Düsseldorf stoppt Neubau des Opernhauses wegen explodierender Kosten
Düsseldorf hat die Pläne für ein neues Opernhaus wegen steigender finanzieller Belastungen aufgegeben. Der Stadtrat bestätigte, dass der historische Standort nun saniert statt ersetzt wird. Als Hauptgrund für die Entscheidung nannten die Verantwortlichen Haushaltszwänge.

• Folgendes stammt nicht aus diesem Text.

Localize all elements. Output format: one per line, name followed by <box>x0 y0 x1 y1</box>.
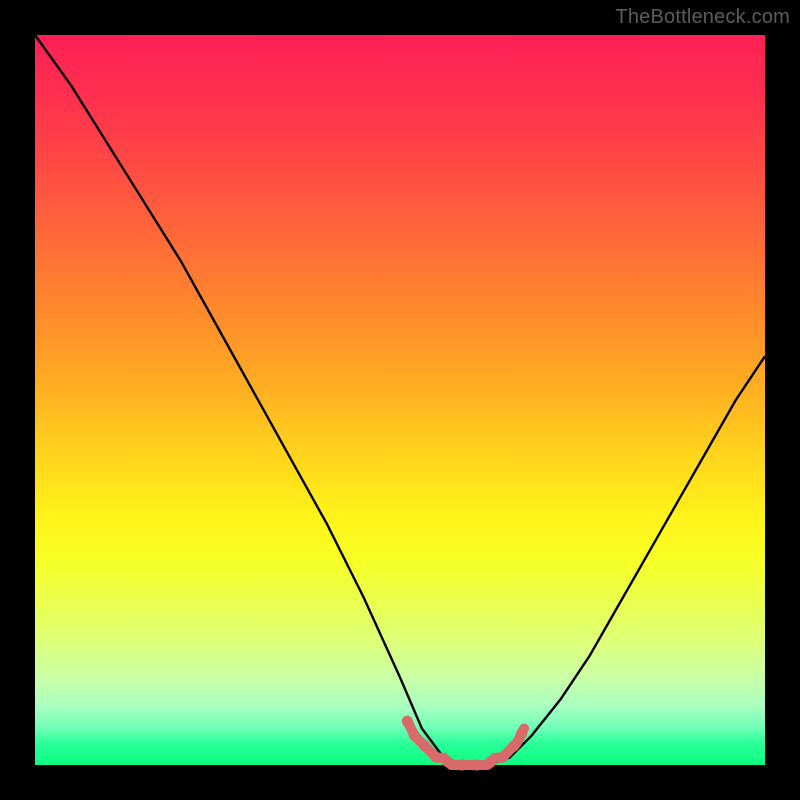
chart-frame: TheBottleneck.com <box>0 0 800 800</box>
chart-svg <box>35 35 765 765</box>
bottom-marker-fill <box>407 721 524 765</box>
watermark-text: TheBottleneck.com <box>615 6 790 29</box>
v-curve-line <box>35 35 765 765</box>
plot-area <box>35 35 765 765</box>
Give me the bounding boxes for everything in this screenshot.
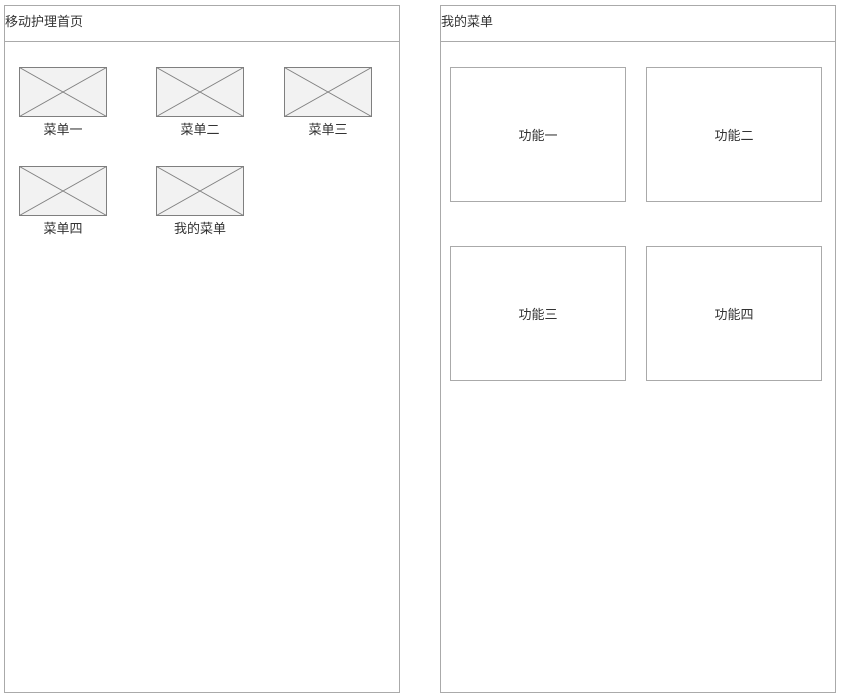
menu-item-4[interactable]: 菜单四 <box>19 166 107 244</box>
home-screen: 移动护理首页 菜单一 菜单二 菜单三 菜单四 我的菜单 <box>4 5 400 693</box>
menu-item-2[interactable]: 菜单二 <box>156 67 244 145</box>
menu-item-3[interactable]: 菜单三 <box>284 67 372 145</box>
my-menu-title: 我的菜单 <box>441 6 835 42</box>
menu-item-label: 菜单四 <box>43 222 83 237</box>
menu-item-label: 菜单二 <box>180 123 220 138</box>
my-menu-screen: 我的菜单 功能一 功能二 功能三 功能四 <box>440 5 836 693</box>
image-placeholder-icon <box>156 166 244 216</box>
menu-item-label: 菜单一 <box>43 123 83 138</box>
function-tile-4[interactable]: 功能四 <box>646 246 822 381</box>
home-title: 移动护理首页 <box>5 6 399 42</box>
image-placeholder-icon <box>19 67 107 117</box>
menu-item-my-menu[interactable]: 我的菜单 <box>156 166 244 244</box>
function-tile-2[interactable]: 功能二 <box>646 67 822 202</box>
menu-item-label: 菜单三 <box>308 123 348 138</box>
image-placeholder-icon <box>19 166 107 216</box>
menu-item-label: 我的菜单 <box>173 222 226 237</box>
image-placeholder-icon <box>156 67 244 117</box>
function-tile-1[interactable]: 功能一 <box>450 67 626 202</box>
image-placeholder-icon <box>284 67 372 117</box>
menu-item-1[interactable]: 菜单一 <box>19 67 107 145</box>
function-tile-3[interactable]: 功能三 <box>450 246 626 381</box>
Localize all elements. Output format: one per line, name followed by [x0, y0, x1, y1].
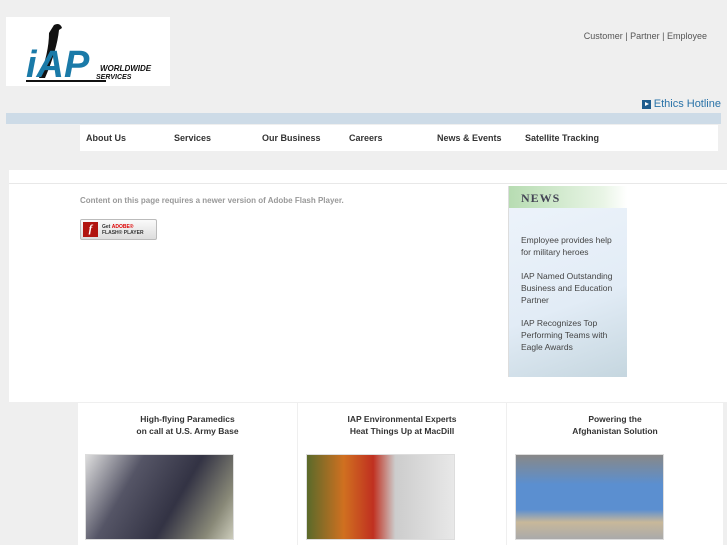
feature-title-line: Powering the — [588, 414, 642, 424]
news-panel: NEWS Employee provides help for military… — [508, 186, 627, 377]
nav-services[interactable]: Services — [174, 133, 211, 143]
nav-careers[interactable]: Careers — [349, 133, 383, 143]
news-item[interactable]: IAP Named Outstanding Business and Educa… — [521, 270, 621, 306]
news-item[interactable]: Employee provides help for military hero… — [521, 234, 621, 258]
feature-card[interactable]: IAP Environmental Experts Heat Things Up … — [298, 403, 506, 545]
flash-button-product: FLASH® PLAYER — [102, 229, 144, 236]
ethics-hotline-label: Ethics Hotline — [653, 98, 721, 110]
employee-link[interactable]: Employee — [667, 31, 707, 41]
feature-title-line: Heat Things Up at MacDill — [349, 426, 455, 436]
nav-satellite-tracking[interactable]: Satellite Tracking — [525, 133, 599, 143]
nav-about-us[interactable]: About Us — [86, 133, 126, 143]
partner-link[interactable]: Partner — [630, 31, 660, 41]
feature-card[interactable]: High-flying Paramedics on call at U.S. Ar… — [78, 403, 297, 545]
nav-news-events[interactable]: News & Events — [437, 133, 502, 143]
svg-text:WORLDWIDE: WORLDWIDE — [100, 64, 152, 73]
customer-link[interactable]: Customer — [584, 31, 623, 41]
feature-title-line: IAP Environmental Experts — [347, 414, 457, 424]
nav-our-business[interactable]: Our Business — [262, 133, 321, 143]
feature-title-line: Afghanistan Solution — [572, 426, 658, 436]
feature-title-line: High-flying Paramedics — [140, 414, 235, 424]
main-nav: About Us Services Our Business Careers N… — [80, 125, 718, 151]
svg-text:iAP: iAP — [26, 44, 90, 86]
paramedics-photo[interactable] — [85, 454, 234, 540]
flash-required-message: Content on this page requires a newer ve… — [80, 196, 344, 205]
ethics-hotline-link[interactable]: Ethics Hotline — [641, 98, 721, 110]
divider — [9, 183, 727, 184]
play-arrow-icon — [641, 99, 651, 109]
team-photo[interactable] — [515, 454, 664, 540]
header-bar — [6, 113, 721, 124]
audience-links: Customer | Partner | Employee — [583, 31, 707, 41]
news-heading: NEWS — [509, 186, 627, 208]
prescribed-fire-photo[interactable] — [306, 454, 455, 540]
svg-text:SERVICES: SERVICES — [96, 74, 132, 81]
flash-icon: f — [83, 222, 98, 237]
feature-card[interactable]: Powering the Afghanistan Solution — [507, 403, 723, 545]
feature-title-line: on call at U.S. Army Base — [136, 426, 239, 436]
company-logo[interactable]: iAP WORLDWIDE SERVICES — [6, 17, 170, 86]
news-item[interactable]: IAP Recognizes Top Performing Teams with… — [521, 317, 621, 353]
get-flash-player-button[interactable]: f Get ADOBE® FLASH® PLAYER — [80, 219, 157, 240]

Das ursprüngliche Projekt, das den Namen „Opernhaus der Zukunft“ trug, sollte mindestens 716 Millionen Euro kosten. Unter Einbeziehung der Finanzierung über 50 Jahre wäre die Gesamtbelastung auf rund 1,8 Milliarden Euro gestiegen. Bürgermeister Stephan Keller bezeichnete den Stopp der Planung als eine schwierige, aber notwendige Maßnahme.
Die Stadt steht zudem vor weiteren hohen Ausgaben, darunter neue Schulen und eine Brücke. Diese finanziellen Herausforderungen haben Düsseldorf in zunehmend größere Schwierigkeiten gebracht. Trotz der Änderungen werden die Aufführungen der Deutschen Oper am Rhein während der Sanierungsarbeiten ohne Unterbrechung fortgesetzt.
Die Modernisierung des bestehenden Opernhauses hat nun Vorrang vor einem kompletten Neubau. Mit der Entscheidung soll die finanzielle Belastung verringert werden, während gleichzeitig der Spielbetrieb aufrechterhalten bleibt. Die Stadtführung hat bisher weder ein überarbeitetes Budget noch einen Zeitplan für das Projekt bekannt gegeben.